Grundsätzlich sind Winterräder – wie der Name schon sagt – im Winter zu fahren. Doch der Winter ist je nach Region und Laune der Natur mal eisig, mal matschig, mal bringt er tonnenweise Schnee, mal nur ein bisschen Frost oder mal nur kalt. Doch welcher Reifen ist für welches Wetter geeignet?

Folgende Arten von Reifen kommen für den Winter in Frage:

  • Winterreifen und
  • Ganzjahresreifen

Was sind Winterreifen und welche Vorteile und Nachteile haben sie?

Schnee, Eis, Matsch und alles unter 7 Grad Celsius. Der Gesetzgeber schreibt vor, dass bei diesen Wetterbedingungen das Fahrzeug mit Winterrädern zu bestücken ist.

Theoretisch muss auf der Flanke jedes Winterreifens ein „M+S“ stehen, dennoch ist dies kein Garant für optimale Sicherheit auf der Straße, denn die Kennzeichnung ist nicht geschützt und es gibt kein Gesetz, welches die Testung von Winterpneus vorschreibt.

Vorteile
  • Starker Grip insbesondere bei Schnee und Glätte
  • Greift bereits ab 7 Grad Celsius ein
  • Gummimischung temperaturunempfindlich
Nachteile
  • Bei wärmeren Temperaturen schlechterer Grip
  • Lautes Abrollen
  • Im Durchschnitt mehr Kraftstoffverbrauch

Daher ist es wichtig, auf die zusätzliche Kennzeichnung „3PMSF“ zu achten.

Ziert solch ein Logo den Reifen, weiß man, dass strenge Tests im Vorfeld durchgeführt worden sind und somit auch bei hohem Schneeaufkommen die Leistungsfähigkeit garantiert ist.

Dasselbe gilt auch für die Schneeflocke (Alpinesymbol). Diese Winterräder sind für die Stadt, das Umland aber auch für niedrigere Bergregionen geeignet. Viele Hersteller bieten diesen Winterreifentyp an.

StraßenverkehrsordnungStVO, Verband für bürgerliche Verkehrspolitik e.V.

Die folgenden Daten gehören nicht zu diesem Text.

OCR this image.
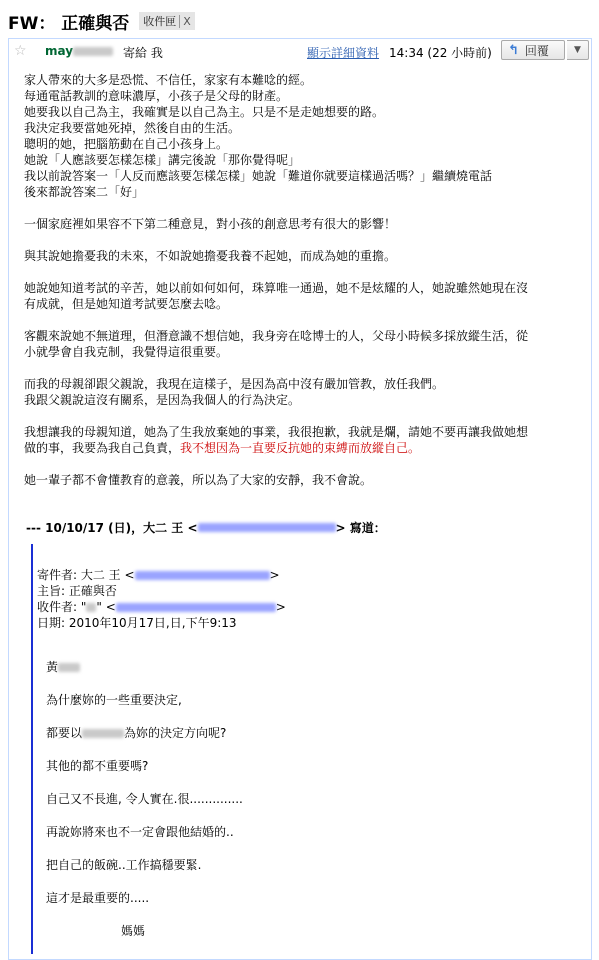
FW： 正確與否 收件匣 X
☆ may	寄給 我	顯示詳細資料 14:34 (22 小時前) ↰ 回覆	▼

家人帶來的大多是恐慌、不信任，家家有本難唸的經。
每通電話教訓的意味濃厚，小孩子是父母的財產。
她要我以自己為主，我確實是以自己為主。只是不是走她想要的路。
我決定我要當她死掉，然後自由的生活。
聰明的她，把腦筋動在自己小孩身上。
她說「人應該要怎樣怎樣」講完後說「那你覺得呢」
我以前說答案一「人反而應該要怎樣怎樣」她說「難道你就要這樣過活嗎？」繼續燒電話
後來都說答案二「好」

一個家庭裡如果容不下第二種意見，對小孩的創意思考有很大的影響！

與其說她擔憂我的未來，不如說她擔憂我養不起她，而成為她的重擔。

她說她知道考試的辛苦，她以前如何如何，珠算唯一通過，她不是炫耀的人，她說雖然她現在沒
有成就，但是她知道考試要怎麼去唸。

客觀來說她不無道理，但潛意識不想信她，我身旁在唸博士的人，父母小時候多採放縱生活，從
小就學會自我克制，我覺得這很重要。

而我的母親卻跟父親說，我現在這樣子，是因為高中沒有嚴加管教，放任我們。
我跟父親說這沒有關系，是因為我個人的行為決定。

我想讓我的母親知道，她為了生我放棄她的事業，我很抱歉，我就是爛，請她不要再讓我做她想
做的事，我要為我自己負責，我不想因為一直要反抗她的束縛而放縱自己。

她一輩子都不會懂教育的意義，所以為了大家的安靜，我不會說。

--- 10/10/17 (日)，大二 王 <	> 寫道：
寄件者: 大二 王 <	>
主旨: 正確與否
收件者: " " <	>
日期: 2010年10月17日,日,下午9:13

黃

為什麼妳的一些重要決定,

都要以	為妳的決定方向呢?

其他的都不重要嗎?

自己又不長進, 令人實在.很..............

再說妳將來也不一定會跟他結婚的..

把自己的飯碗..工作搞穩要緊.

這才是最重要的.....

媽媽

In dem Bericht informiert die StVO über eine Gesetzesänderung bezüglich der Winterreifenpflicht. Seit Januar 2018 gilt: Neu hergestellte Winterreifen erfüllen nur noch die Winterreifenpflicht, wenn diese das sogenannte Alpine-Symbol aufweisen können. Dieses zeigt sich als dreigezacktes Bergpiktogram mit einer Schneeflocke in der Mitte. Das zuvor ausreichende M+S-Zeichen erfüllt bei neu zum Verkauf stehenden Reifen nicht mehr die gesetzlichen Anforderungen. Es gibt jedoch eine Übergangsregelung bis zum 30. September 2024.

(Quelle: www.bussgeldkatalog.org)

Was sind Ganzjahresreifen und welche Vorteile und Nachteile haben sie?

Diese Reifen sind ein Mix aus Sommer- und Winterreifen und eine gute Möglichkeit, sich den lästigen Reifenwechsel zu sparen. Durch zwei unterschiedliche Rillenanordnungen, oft durch eine Seite für die kalten und die andere Seite für die warmen Monate, soll der Reifen bei sommerlichen und winterlichen Bedingungen für den nötigen Halt sorgen.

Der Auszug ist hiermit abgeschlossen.